Qu'est-ce qu'un bon taux de fidélisation des donateurs ? La moyenne nationale est d'environ 46 pour cent, donc tout ce qui se situe nettement au-dessus se porte bien, mais l'objectif le plus utile est de battre votre propre année précédente et d'améliorer spécifiquement la fidélisation au premier don. De petits gains réguliers se cumulent puissamment : la modélisation de Hubbub montre que la différence entre une fidélisation élevée et faible se chiffre en centaines de donateurs et plus d'un million d'euros sur une décennie.
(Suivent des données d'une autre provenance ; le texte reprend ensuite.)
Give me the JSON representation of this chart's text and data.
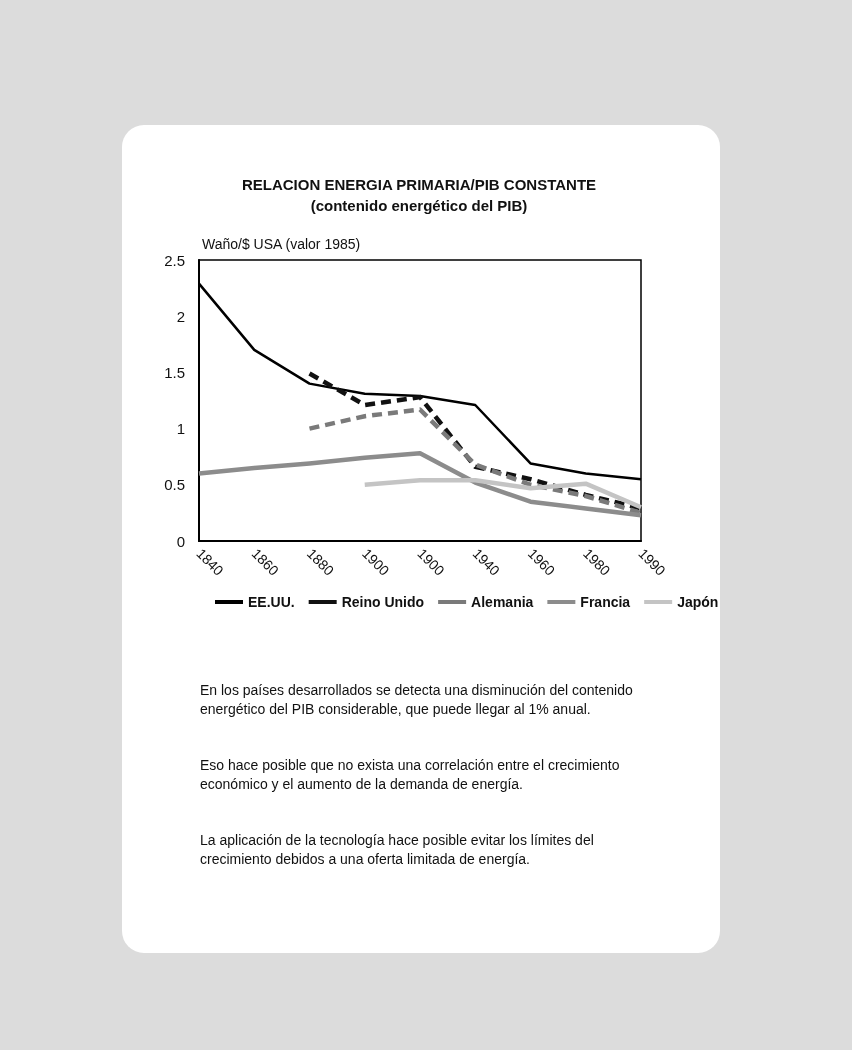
{
  "chart_data": {
    "type": "line",
    "title": "RELACION ENERGIA PRIMARIA/PIB CONSTANTE",
    "subtitle": "(contenido energético del PIB)",
    "ylabel": "Waño/$ USA (valor 1985)",
    "categories": [
      "1840",
      "1860",
      "1880",
      "1900",
      "1900",
      "1940",
      "1960",
      "1980",
      "1990"
    ],
    "series": [
      {
        "name": "EE.UU.",
        "color": "#000000",
        "line_style": "solid",
        "values": [
          2.29,
          1.7,
          1.4,
          1.31,
          1.29,
          1.21,
          0.69,
          0.6,
          0.55
        ]
      },
      {
        "name": "Reino Unido",
        "color": "#111111",
        "line_style": "dashed",
        "values": [
          null,
          null,
          1.49,
          1.21,
          1.28,
          0.66,
          0.55,
          0.41,
          0.29
        ]
      },
      {
        "name": "Alemania",
        "color": "#7a7a7a",
        "line_style": "dashed",
        "values": [
          null,
          null,
          1.0,
          1.11,
          1.17,
          0.68,
          0.5,
          0.4,
          0.25
        ]
      },
      {
        "name": "Francia",
        "color": "#8c8c8c",
        "line_style": "solid",
        "values": [
          0.6,
          0.65,
          0.69,
          0.74,
          0.78,
          0.52,
          0.35,
          0.29,
          0.23
        ]
      },
      {
        "name": "Japón",
        "color": "#c4c4c4",
        "line_style": "solid",
        "values": [
          null,
          null,
          null,
          0.5,
          0.54,
          0.54,
          0.47,
          0.51,
          0.3
        ]
      }
    ],
    "ylim": [
      0,
      2.5
    ],
    "yticks": [
      0,
      0.5,
      1,
      1.5,
      2,
      2.5
    ],
    "grid": false,
    "legend": "bottom",
    "marker": "none",
    "annotations": [
      "En los países desarrollados se detecta una disminución del contenido energético del PIB considerable, que puede llegar al 1% anual.",
      "Eso hace posible que no exista una correlación entre el crecimiento económico y el aumento de la demanda de energía.",
      "La aplicación de la tecnología hace posible evitar los límites del crecimiento debidos a una oferta limitada de energía."
    ]
  }
}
Pourquoi le deuxième don est-il désigné comme si important ? Parce que la fidélisation au premier don est le point le plus faible de presque tous les programmes, et qu'un donateur qui donne une deuxième fois est bien plus susceptible de continuer à donner que celui qui n'a donné qu'une fois. Convertir des primo-donateurs en donateurs de deuxième don est l'amélioration au plus fort effet de levier que la plupart des programmes puissent réaliser.

Les petites associations ont-elles vraiment besoin de personas de donateurs ? Elles en profitent autant que les grandes, souvent davantage, car leurs ressources sont plus serrées et les personas les aident à diriger un effort limité là où il compte. Les personas sont construits à partir de vos propres données de donateurs, conversations et analyses, si bien que vous n'avez pas besoin d'un gros budget, seulement de la volonté de regarder qui sont réellement vos soutiens.

À quelle vitesse devrions-nous remercier un nouveau donateur ? Promptement, idéalement dans les 24 à 72 heures, tant que le don leur semble encore frais. Rendez le remerciement personnel, avec une vraie signature et un vrai contact, et lorsque vous le pouvez, ajoutez un appel ou un message vocal, que la recherche relie directement à davantage de deuxièmes dons et à des dons plus importants.

Par où commencer si notre fidélisation est faible ? Commencez par mesurer, afin de connaître votre taux de fidélisation, votre attrition et l'endroit du parcours où les gens décrochent, puis corrigez d'abord l'expérience d'accueil et le deuxième don, puisque c'est là que la plupart des programmes fuient le plus et où l'amélioration rapporte le plus vite.